Und im Blick auf die Kritik deutscher Politiker, Israel habe die Souverenität Katars inakzeptabel verletzt, fragt er kritisch zurück:
"Sprach jemand im politischen Berlin von einer Verletzung der territorialen Souveränität Pakistans, als Osama bin Laden getötet wurde? Als IS-Chef Abu Bakr al-Baghdadi, der ähnlich viel Blut an den Händen hatte wie die Hamas-Anführer, getötet wurde? Nein. Und zwar zu Recht."

Dafür gab es bei den Filmfestspielen in Venedig zwar keinen Goldenen Löwen, aber immerhin den "Großen Preis der Jury": das Dokudrama »The Voice of Hind Rajab« der Tunesierin Kaouther Ben Hania. Mit diesem Dokudrama zog der Nahost-Konflikt gewissermaßen endgültig in die Filmfestspiele ein. Der Film handelt von einem fünfjährigen palästinesischen Mädchen, das im Januar 2024 in einem Auto eingeklemmt ist, während israelische Panzer heranrollen und sie mit einem Telefonanruf um Hilfe ruft - das Auto wurde laut vielen Organisationen von der israelischen Armee beschossen (was diese bestreitet), der Fall steht symbolisch für das Leid palästinensischer Kinder.

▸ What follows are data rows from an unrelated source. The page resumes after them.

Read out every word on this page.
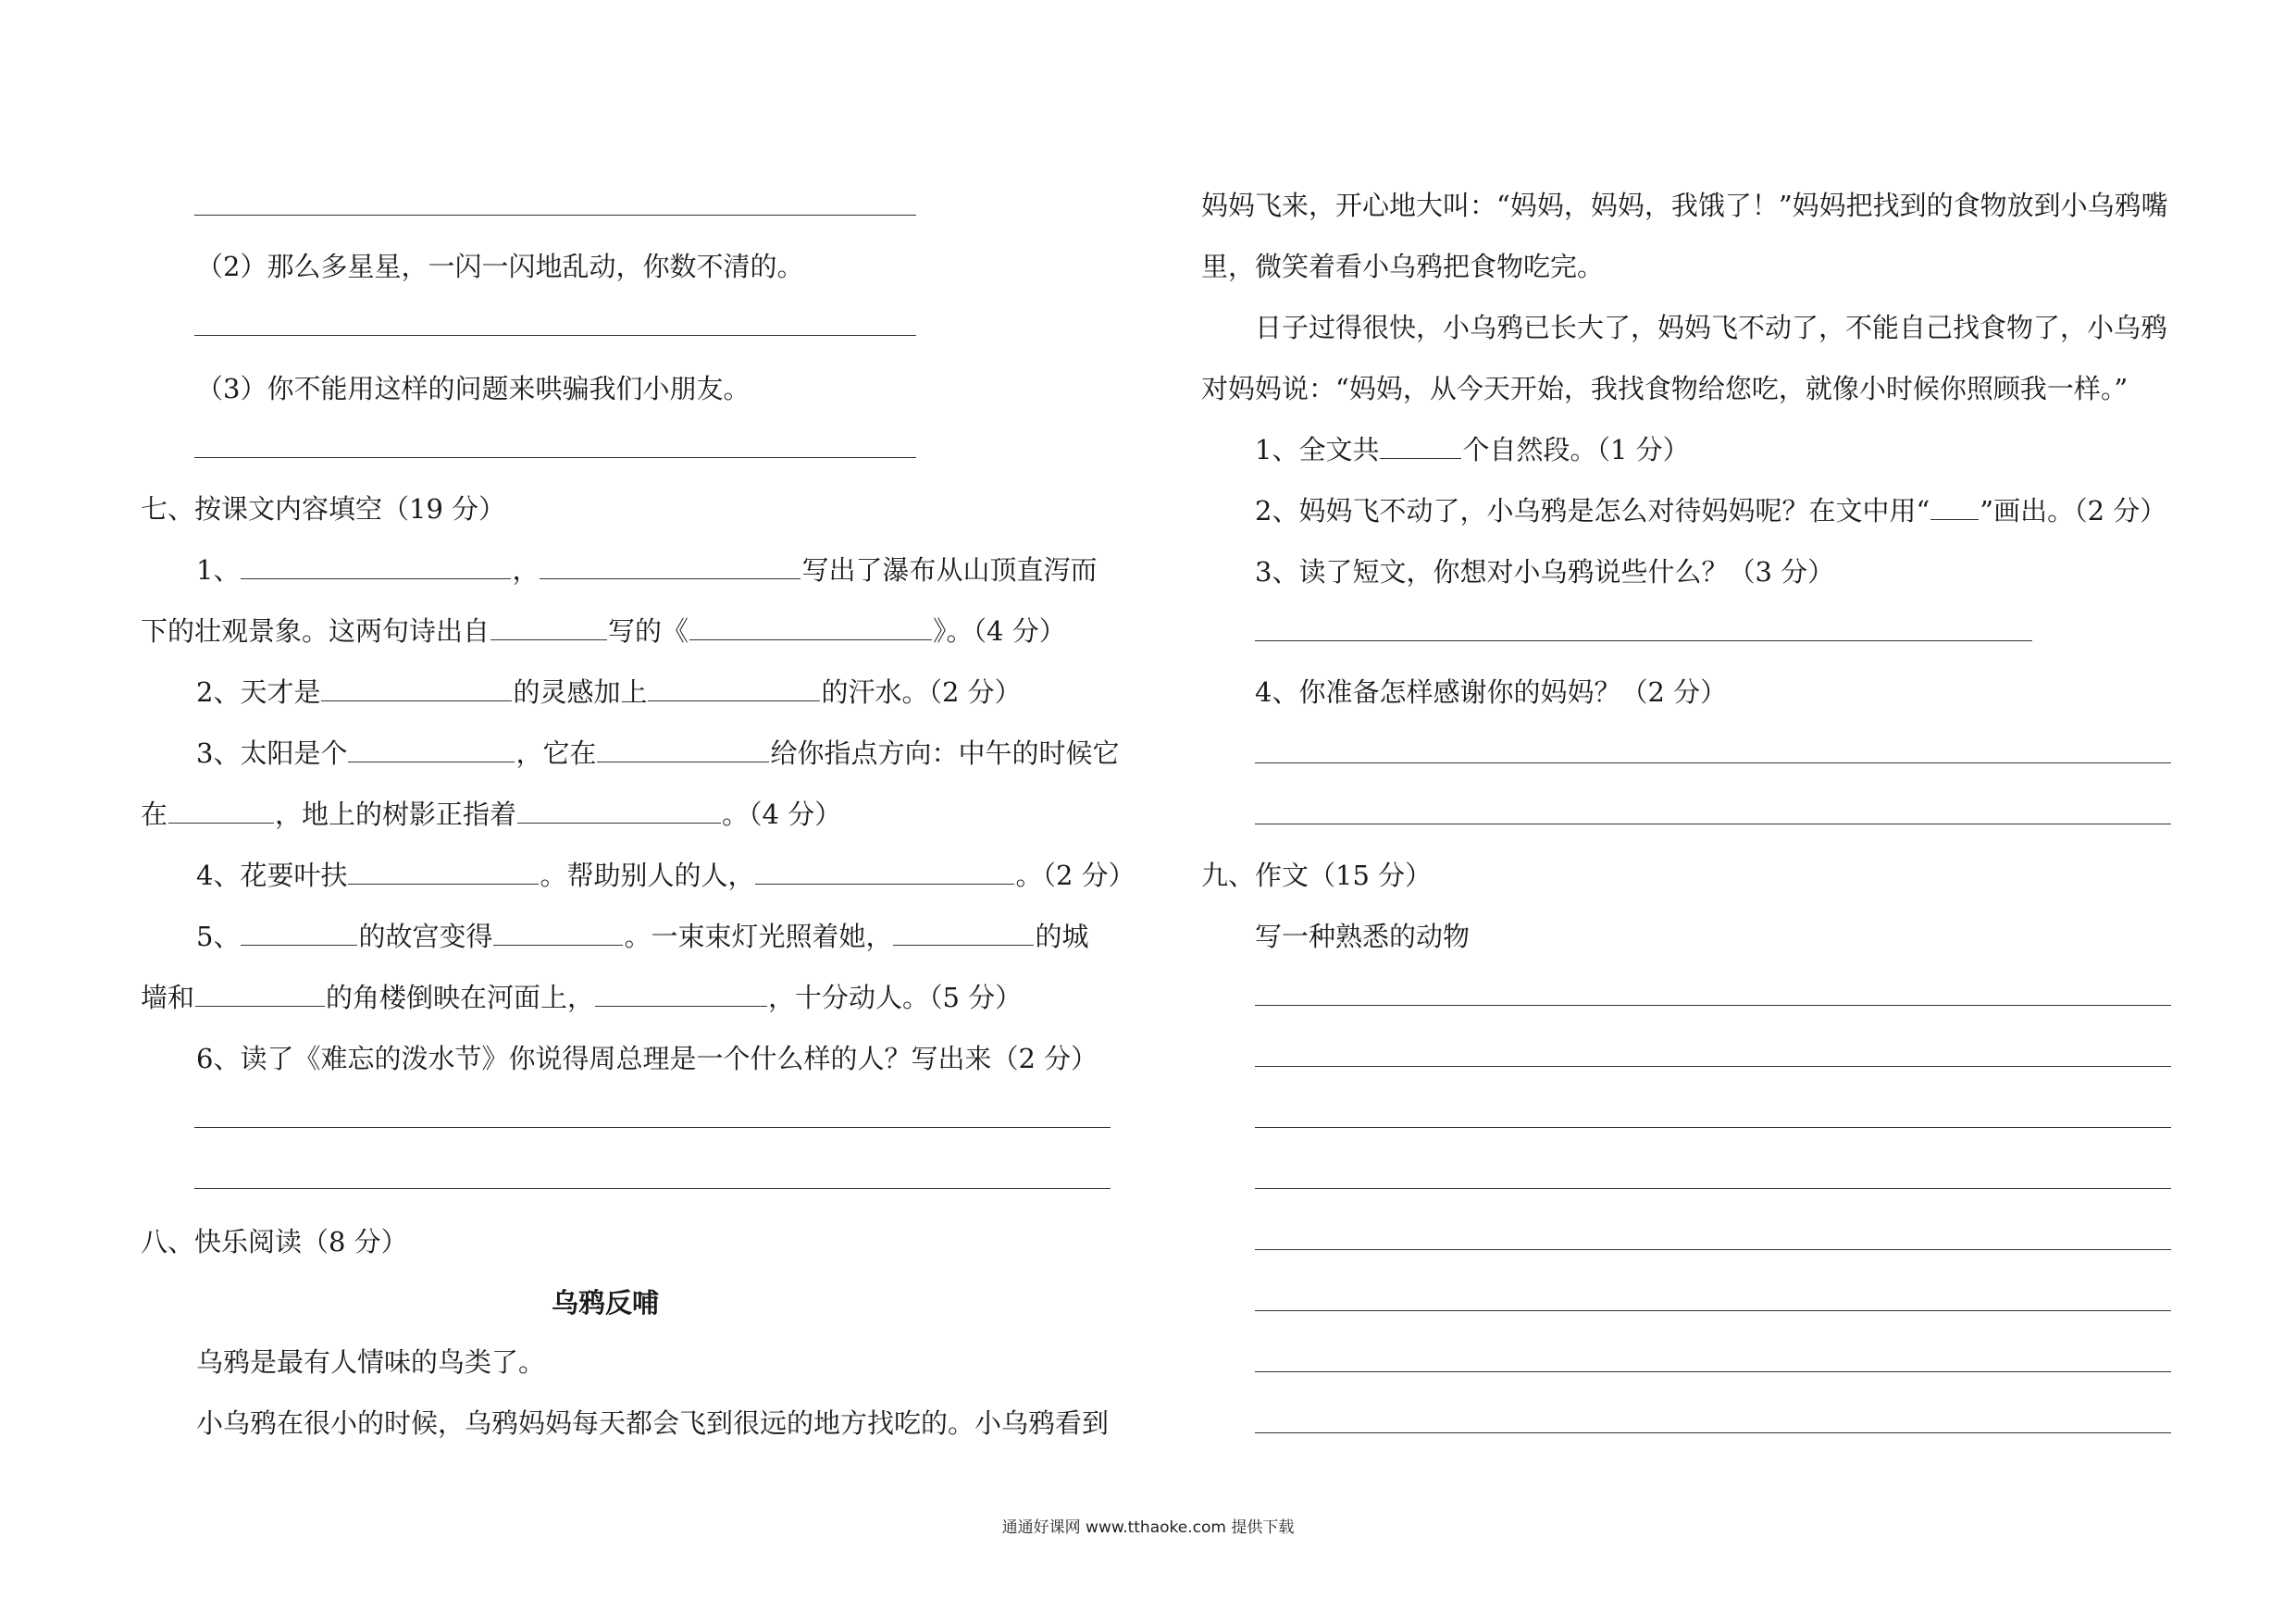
（2）那么多星星，一闪一闪地乱动，你数不清的。
（3）你不能用这样的问题来哄骗我们小朋友。
七、按课文内容填空（19 分）
1、	，	写出了瀑布从山顶直泻而
下的壮观景象。这两句诗出自	写的《	》。（4 分）
2、天才是	的灵感加上	的汗水。（2 分）
3、太阳是个	，它在	给你指点方向：中午的时候它
在	，地上的树影正指着	。（4 分）
4、花要叶扶	。帮助别人的人，	。（2 分）
5、	的故宫变得	。一束束灯光照着她，	的城
墙和	的角楼倒映在河面上，	，十分动人。（5 分）
6、读了《难忘的泼水节》你说得周总理是一个什么样的人？写出来（2 分）
八、快乐阅读（8 分）
乌鸦反哺
乌鸦是最有人情味的鸟类了。
小乌鸦在很小的时候，乌鸦妈妈每天都会飞到很远的地方找吃的。小乌鸦看到
妈妈飞来，开心地大叫：“妈妈，妈妈，我饿了！”妈妈把找到的食物放到小乌鸦嘴
里，微笑着看小乌鸦把食物吃完。
日子过得很快，小乌鸦已长大了，妈妈飞不动了，不能自己找食物了，小乌鸦
对妈妈说：“妈妈，从今天开始，我找食物给您吃，就像小时候你照顾我一样。”
1、全文共	个自然段。（1 分）
2、妈妈飞不动了，小乌鸦是怎么对待妈妈呢？在文中用“ ”画出。（2 分）
3、读了短文，你想对小乌鸦说些什么？（3 分）
4、你准备怎样感谢你的妈妈？（2 分）
九、作文（15 分）
写一种熟悉的动物
通通好课网 www.tthaoke.com 提供下载
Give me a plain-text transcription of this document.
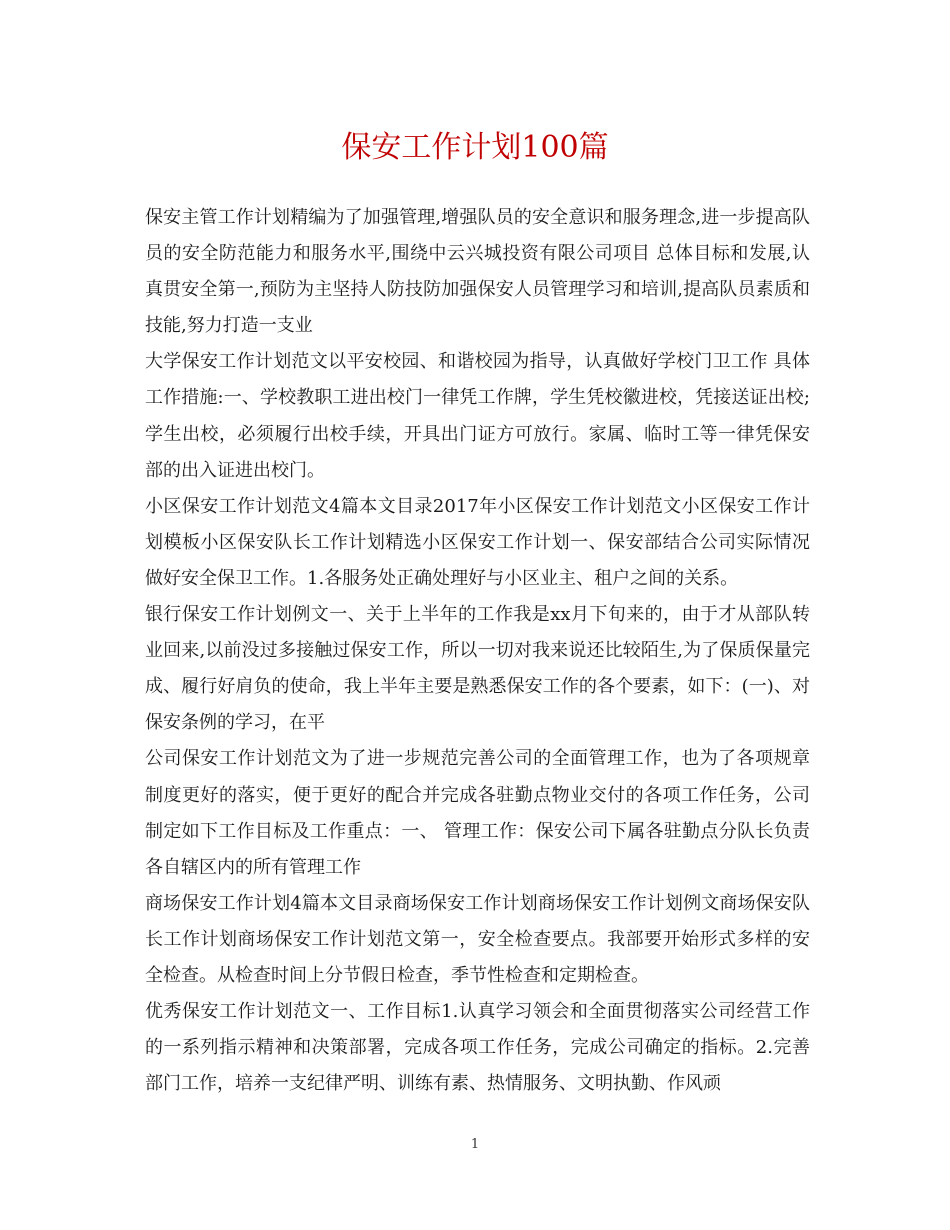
保安工作计划100篇

保安主管工作计划精编为了加强管理,增强队员的安全意识和服务理念,进一步提高队员的安全防范能力和服务水平,围绕中云兴城投资有限公司项目 总体目标和发展,认真贯安全第一,预防为主坚持人防技防加强保安人员管理学习和培训,提高队员素质和技能,努力打造一支业

大学保安工作计划范文以平安校园、和谐校园为指导，认真做好学校门卫工作 具体工作措施:一、学校教职工进出校门一律凭工作牌，学生凭校徽进校，凭接送证出校;学生出校，必须履行出校手续，开具出门证方可放行。家属、临时工等一律凭保安部的出入证进出校门。

小区保安工作计划范文4篇本文目录2017年小区保安工作计划范文小区保安工作计划模板小区保安队长工作计划精选小区保安工作计划一、保安部结合公司实际情况做好安全保卫工作。1.各服务处正确处理好与小区业主、租户之间的关系。

银行保安工作计划例文一、关于上半年的工作我是xx月下旬来的，由于才从部队转业回来,以前没过多接触过保安工作，所以一切对我来说还比较陌生,为了保质保量完成、履行好肩负的使命，我上半年主要是熟悉保安工作的各个要素，如下：(一)、对保安条例的学习，在平

公司保安工作计划范文为了进一步规范完善公司的全面管理工作，也为了各项规章制度更好的落实，便于更好的配合并完成各驻勤点物业交付的各项工作任务，公司制定如下工作目标及工作重点：一、 管理工作：保安公司下属各驻勤点分队长负责各自辖区内的所有管理工作

商场保安工作计划4篇本文目录商场保安工作计划商场保安工作计划例文商场保安队长工作计划商场保安工作计划范文第一，安全检查要点。我部要开始形式多样的安全检查。从检查时间上分节假日检查，季节性检查和定期检查。

优秀保安工作计划范文一、工作目标1.认真学习领会和全面贯彻落实公司经营工作的一系列指示精神和决策部署，完成各项工作任务，完成公司确定的指标。2.完善部门工作，培养一支纪律严明、训练有素、热情服务、文明执勤、作风顽

1
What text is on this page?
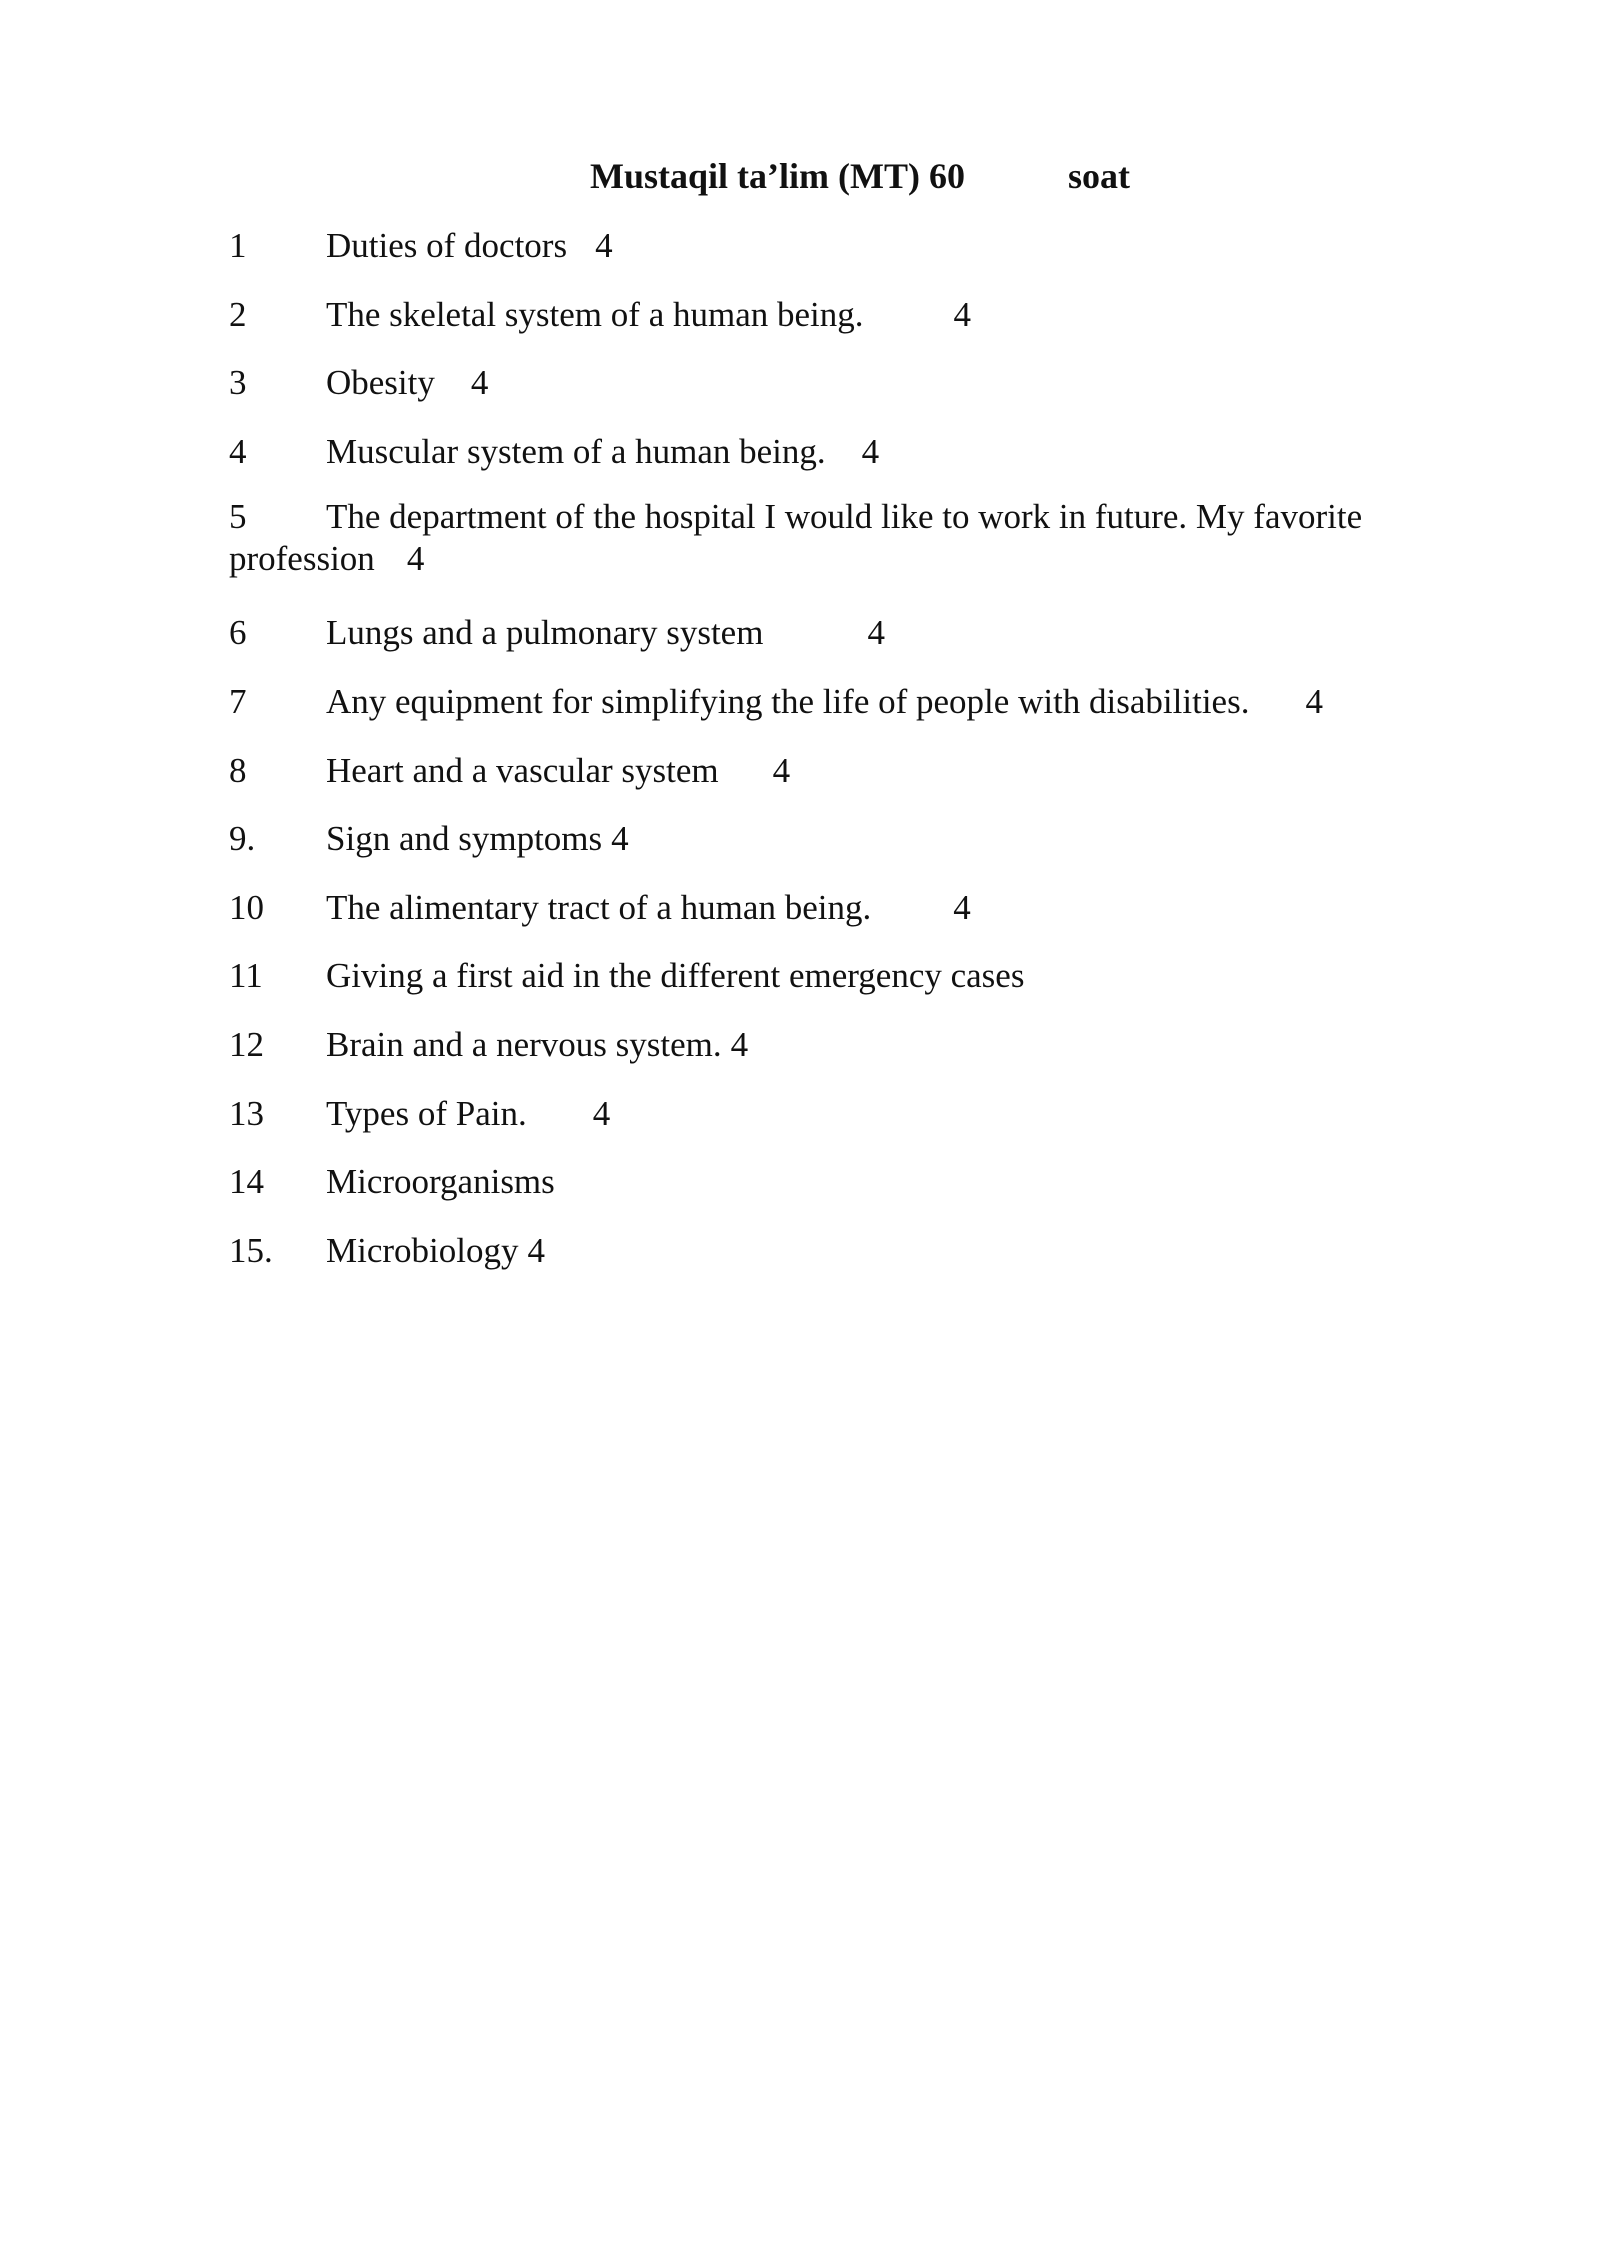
Mustaqil ta’lim (MT) 60	soat
1 Duties of doctors 4
2 The skeletal system of a human being.	4
3 Obesity 4
4 Muscular system of a human being. 4
5 The department of the hospital I would like to work in future. My favorite profession 4
6 Lungs and a pulmonary system	4
7 Any equipment for simplifying the life of people with disabilities. 4
8 Heart and a vascular system 4
9. Sign and symptoms 4
10 The alimentary tract of a human being. 4
11 Giving a first aid in the different emergency cases
12 Brain and a nervous system. 4
13 Types of Pain. 4
14 Microorganisms
15. Microbiology 4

Die Telefonaufzeichnungen im Film sind ein Originaldokument - der Film selbst verlässt die Zentrale des "Roten Halbmonds", wo ihr Anruf einging, nicht. "Es gibt keine unangemessene Emotionalisierung, nichts wird einer dramaturgischen Zuspitzung oder Spannungsdramaturgie untergeordnet", schreibt Filmkritiker Daniel Kothenschulte in der FRANKFURTER RUNDSCHAU, den der Film spürbar beeindruckt hinterlassen hat:
"Was immer in einer solchen Notsituation über Israel und Palästina gesagt worden sein könnte, fand in ihr Drehbuch keinen Eingang. Dies ist kein Propagandafilm oder bloßes 'Topical', wie man Dramen über aktuelle Themen gerne herabstuft. Es ist ein bedeutendes Werk, dem der Goldene Löwe und eine Oscarnominierung sicher sein dürften."
Jan Küveler kommt in der WELT freilich zu gänzlich anderen Urteilen. Die Kargheit des Films komme im "minimalistischen Büßerkleid des Dokumentarischen" daher, sei aber in Wahrheit nur die "Tarnuniform eines Films, der insgeheim radikal Partei ergreift." Weiter schreibt er:
"Das Leid wird zum absoluten Bezugspunkt. Alles, was dieses Leid erklärt, verschiebt, relativiert, bleibt ausgespart. Dass die Hamas Geiseln hält, Raketen abfeuert und ihre Terrorstrukturen fortdauern - im Film kommt es nicht vor. Er betreibt eine Ikonografie seines unschuldigen Opfers, mit dem man nur mitleiden kann. Seine Botschaft wirkt wie ein lauterer, naiver Appell an die Menschlichkeit. Doch insgeheim zielt er auf den Effekt."
Der Film sei
"weder klug montiert noch visuell zwingend. Er tarnt politische Intervention als Kino. Seine moralische Geste tut friedlich und beansprucht zugleich Hoheit über die Tränendrüsen." 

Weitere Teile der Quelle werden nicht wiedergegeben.